Corpwatch.org
May 10, 2005
Yukos Kingpin on Trial
By Lucy Komisar
Lucy Komisar is an investigative journalist writing a book on the global
impact of offshore banking and corporate secrecy.
In mid-May a Moscow court will issue a verdict in the trial of Mikhail
Khodorkovsky, the figure behind Yukos Oil, who was once known as Russia's
richest man. Khodorkovsky, who a few years ago was worth more than $15
billion, is on trial for fraud and tax evasion, much of it made possible
through the use of offshore shell companies.
Khodorkovsky has been in prison since 2003, when he was charged with embezzlement
and for rigging a privatization auction of the petrochemical company,
Apatit. Some critics argue that Khodorkovsky is being held up as a symbol
of Russia's ruling class of exorbitantly wealthy businessmen, and that
his trial is politically motivated. Senator John McCain - in a recent
statement before the Senate - likened the charges against the young oligarch
to the overthrow of a government saying, "a creeping coup against
the forces of democracy and market capitalism in Russia is threatening
the foundation of the U.S.-Russia relationship.”
But Western corporations and, by extension, the Western media may in fact
be equally motivated to obscure the facts and make Khodorkovsky into a
capitalist martyr.
Born in 1963, Khodorkovsky is an attractive man who favors aviator glasses.
He went to university in Moscow and received an advanced degree in chemistry.
Politically active at university, he was the deputy secretary for Young
Communists League of Moscow’s Frunze district. He was named head
of the local technology business center under perestroika and turned a
profit by reselling computers. He then used the cash he made to provide
financial services to the first Russian entrepreneurs -- organized crime
groups. The service changed rubles into dollars and transferred them abroad
via offshore accounts.
With accumulated profits, in 1988, he set up Bank Menatep (named after
the Russian acronym for Frunze's “Inter-Branch Centre for Scientific
and Technological Programs”), which prospered under the patronage
of Russian entrepreneurs and politicians.

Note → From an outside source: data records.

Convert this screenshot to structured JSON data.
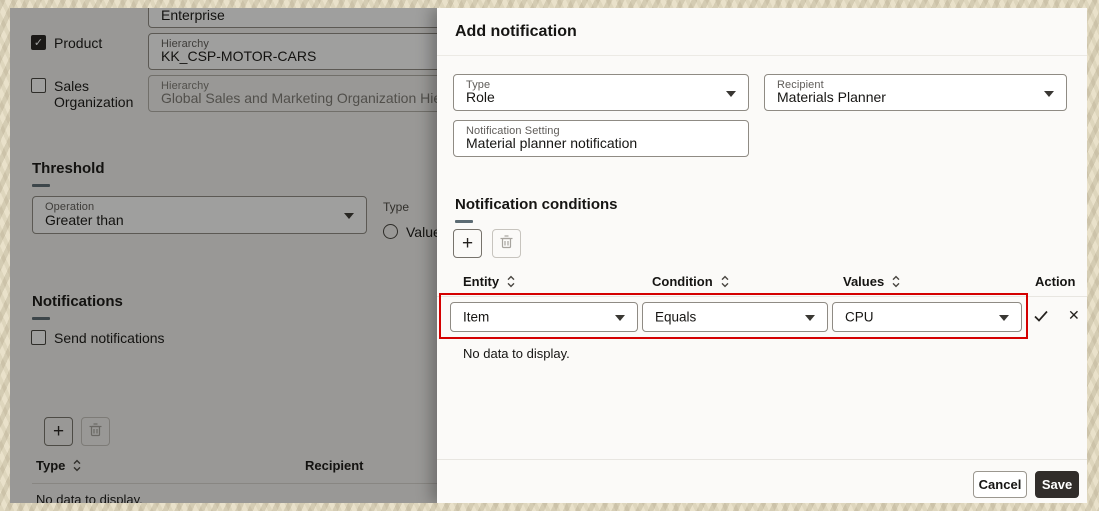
{
  "main_page": {
    "top_field": {
      "value": "Enterprise"
    },
    "filters": [
      {
        "label": "Product",
        "checked": true,
        "field_label": "Hierarchy",
        "field_value": "KK_CSP-MOTOR-CARS"
      },
      {
        "label": "Sales Organization",
        "checked": false,
        "field_label": "Hierarchy",
        "field_value": "Global Sales and Marketing Organization Hierarchy"
      }
    ],
    "threshold": {
      "title": "Threshold",
      "operation_label": "Operation",
      "operation_value": "Greater than",
      "type_label": "Type",
      "radio_value_label": "Value",
      "radio_selected": false
    },
    "notifications": {
      "title": "Notifications",
      "send_checkbox_label": "Send notifications",
      "send_checked": false,
      "columns": [
        "Type",
        "Recipient"
      ],
      "empty_text": "No data to display."
    }
  },
  "drawer": {
    "title": "Add notification",
    "fields": {
      "type": {
        "label": "Type",
        "value": "Role"
      },
      "recipient": {
        "label": "Recipient",
        "value": "Materials Planner"
      },
      "setting": {
        "label": "Notification Setting",
        "value": "Material planner notification"
      }
    },
    "conditions": {
      "title": "Notification conditions",
      "columns": [
        "Entity",
        "Condition",
        "Values",
        "Action"
      ],
      "row": {
        "entity": "Item",
        "condition": "Equals",
        "values": "CPU"
      },
      "empty_text": "No data to display."
    },
    "footer": {
      "cancel_label": "Cancel",
      "save_label": "Save"
    }
  },
  "icons": {
    "plus": "+",
    "close": "✕",
    "check_mark": "✓"
  },
  "colors": {
    "accent_underline": "#5c6b73",
    "highlight_red": "#d40000",
    "save_button_bg": "#312d2a",
    "scrim": "rgba(15,14,13,0.40)",
    "frame_beige": "#e9e1ca"
  }
}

Khodorkovsky hit the big time with President Boris Yeltsin’s loans-for-shares
program, through which, it turned out, state assets were looted at rigged
auctions for knock-down prices in exchange for “loans” the
government would never repay.
Essential to his frauds was the use of offshore shell companies, artificial
fronts set up in tax havens that offer corporate and bank secrecy, no
or low taxes, and protection from international law enforcement or minority
shareholders seeking to trace the money. While there are about 70 tax
havens around the world, Khodorkovsky’s favorites included Switzerland,
Gibraltar, Panama, and the Isle of Man, a British crown colony.
Apatit and Avisma
For example, in 1994, Khodorkovsky and his friends bought a 20 percent
stake of Apatit, a Russian state-owned company worth $1.4 billion at the
time, for a mere $225,000 and a promise to invest $283 million. When the
company was put on the auction block, Khodorkovsky arranged for four of
his shell companies to be the only qualified bidders in position to buy
it. But after winning the bid, the investors failed to inject any money
into the company and ignored a subsequent court order to return the shares.
Instead they sold the stake to Menatep, which transferred it to offshore
shell companies.
Company managers set up a transfer pricing scheme, selling Apatit products
at low prices to their shell companies, which sold them on the world market
for much more. Meanwhile, taxes and dividends were paid on the low figure.
At Khodorkovsky's trial, prosecutors said this defrauded the company and
shareholders of more than $200 million and the country of millions in
taxes.
In 1995, Khodorkovsky was responsible for a similar scheme involving Avisma,
a titanium company. Again, Menatep Bank owned the winning offshore company.
Menatep then set up a transfer pricing network, meaning they used an offshore
company to “buy” Avisma’s output at below-market prices
and then sold it for much more, while paying virtually no taxes and reaping
hidden profits, which didn't go to minority shareholders.
Yukos
All this brings us to Yukos, the oil company that was sold in more auctions
rigged by Menatep. But this time, the stakes were even higher. Khodorkovsky
paid $309 million for a controlling 78 percent of Yukos. The new “owners”
were his offshore shell companies. Months later, Yukos traded on the Russian
stock exchange at a market capitalization of $6 billion.